Fender Japan Telecaster


下地は白にしています。銀も試してみましたが、仕上げがメタリック系なので、白に戻しました。シーラーとかプラサフといった目止材は使ってません。
バックはこんな感じです。この下塗りで600番から1000番くらいまで磨きあげて、表面のでこぼこをならします。アッシュ材は目がクッキリしてますのでここが一番ダイジなとこだと思います。

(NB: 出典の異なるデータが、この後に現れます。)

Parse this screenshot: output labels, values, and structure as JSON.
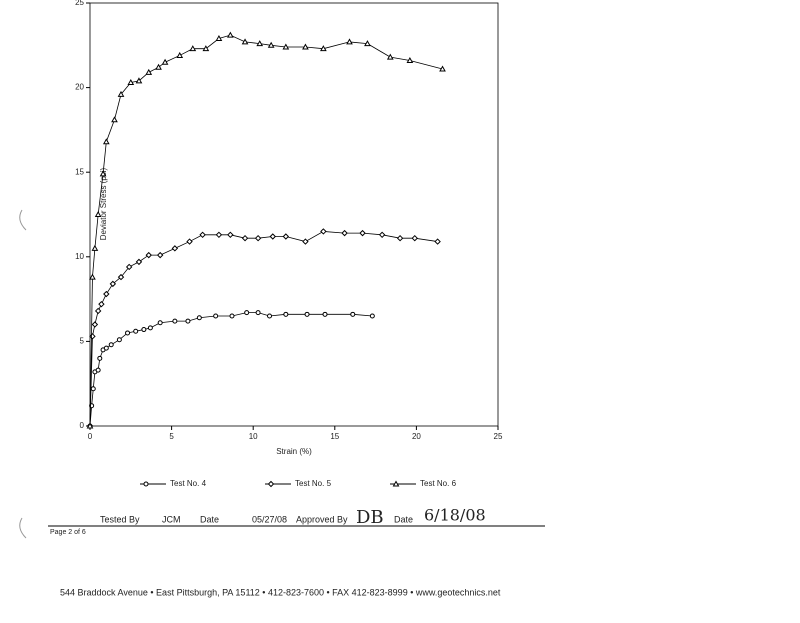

本塗あがり。クライアントより500mlのスプレー缶を3缶ご用意いただきましたが、仕上がり具合がも一つだったため、さらに3缶使いました。 スプレーは、塗るというより、乗せるといった感じで、薄く乗せては800番のペーパーでみがき、また乗せては、、の繰返しです。
トップはもちろん大事ですが、バックには取付けるパーツがありませんし丁寧に仕上げます。
パックマンみたいですが、ボディ裏の弦止めをマスキングしていたステッカーです。めくれてる部分が塗装の厚さになります。
コントロール部分も磨き上げます。
アメリカ製のポットが使われてます。テレのオリジナル配線になっており、セレクタスイッチ第1ポジションでフロントPU+キャパシタ、第2でフロント、第3がリアPUとなります。またこの米国製スイッチは3段なんですが、ハーフポジションにもきちんと止まるので、フロント、リアのミックスの音が簡単にセレクトできます。
フレットもゴシゴシ。ナット、ブリッジ、フレット、ペグは弦を支える大事なパーツです。ピックアップがエレキギターのエンジンなら、それらはタイヤとかサスペンションでしょうか。いくらいいエンジン積んでても、タイヤやサスがダメならその車は相応の能力は発揮できませんよね。
指板を保護しているステンレスのものは「字消板」というものでホームセンターの工具コーナーでゲットできます。元は1枚につながってたんですが、溝をやや広げ2つに切りました。かなり使ってますので、この形に変形してます。
ロックペグに弦をつけるさいは、弦通し穴を、ネックに対し垂直にし、まずペグポストの入口側の穴で弦を折り、次に出口側の弦をヘッド方向に折ってから、裏の弦押さえネジを回します。ポストの穴をネックと並行させて弦をはり、その張力を弦押さえだけに任せてしまうのはコクです。
ネックポケットに精神衛生上あまり好ましくないシムがあります。これは組み上げ時にとることになるでしょうし、実際とりました。以前は塗装の厚みが3mmほどあり、その上にブリッジが乗ってたわけで、再塗装によりブリッジ自体が低くなったからです。
ネジ止めのさい、いったん緩める左方向へ回し、コトン、とネジが落ちたところから締めていきます。ネックを取り付けてる大きなネジがわかりやすいかもしれません。ペットボトルのキャップを締めるときにも体感できると思います。
PUキャビティの下に、いくつか穴がありますが、テレタイプのギターによっては、あったりなかったりするのが、弦アース用のもので、キャビティに一番近いところにある穴です。リアPUのベースプレートに金属の物が使われてる場合、PUスクリューを通して弦はアースされます。
なんとか組上げ終了。ネックがやや順ゾリだったため、ほぼストレートまでセットしました。ロッドを効かすことでネックに硬度を持たせます。弦の張力に負けないようにするわけです。

今回、このような機会を与えて下さったTさんに感謝します。ありがとうございました。